If desired, select the check box next to any hit, and select ‘Add BLAST hits to project’ to add selected sequences to your project.

Questions

BLAST will return the closest matches present in GenBank. Will you be able to identify an unknown species using BLAST alone? Why or Why not?

Add Reference data

Depending on the project type you have created, you will have access to additional sequence data that may be of interest. For example, if you are doing a DNA barcoding project using the rbcL gene, samples of rbcL sequence from major plant groups (Angiosperms, Gymnosperms, etc.) will be provided.
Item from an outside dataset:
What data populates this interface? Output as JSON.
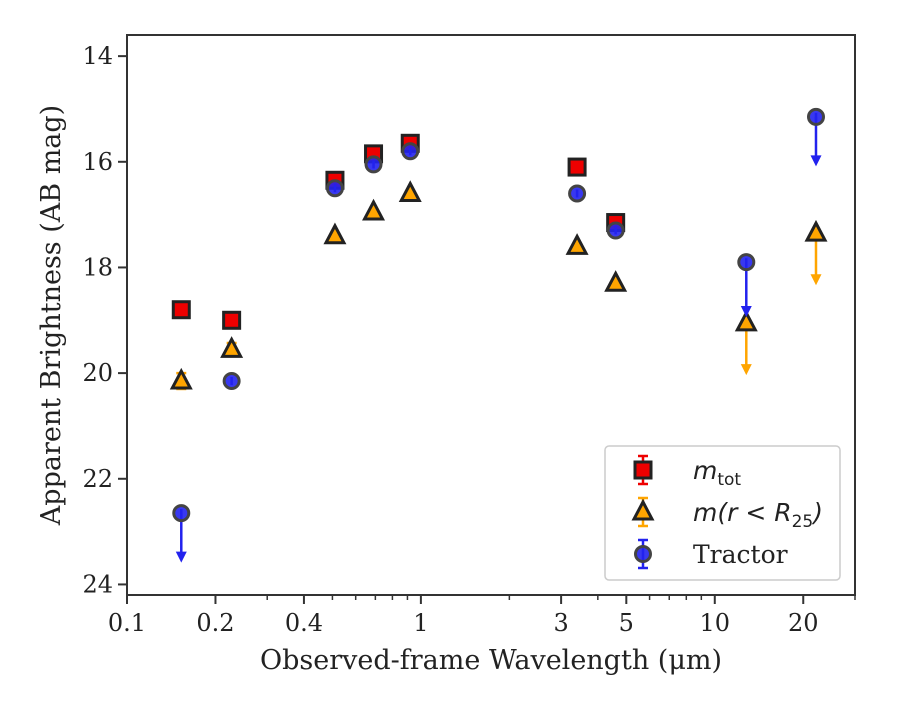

Choose any data set to add it to your analysis; you will be able to include or exclude individual sequences within the set in the next step.

Click ‘Reference Data.’
Select 'Common plants'
Click ‘Add ref data’ to add the data to your project.

Build a multiple sequence alignment and phylogenetic tree

Select Data

Click ‘Select Data.’
Select any and all sequences you wish to add to your tree.
Click ‘Save.” to select data
Click ‘MUSCLE.’
Click ‘MUSCLE’ again to open the sequence alignment window.
Examine the alignment and then select the 'Trim Alignment' link in the upper-left of the Alignment viewer'

Build phylogenetic tree

Click 'PHYLIP NJ' and then click again to examine a neighbor-joining tree
Click 'PHYLIP ML' and then click again to examine a maximum-likelihood tree

Questions

What relationship do you see between sequences that have more mutations (align less well with majority of sequences) in the alignment and the lengths of a sequences’ branch on the tree?
Do you see differences in the phylogenetic tree generated by the Neighbor-joining vs. Maximum likelihood method?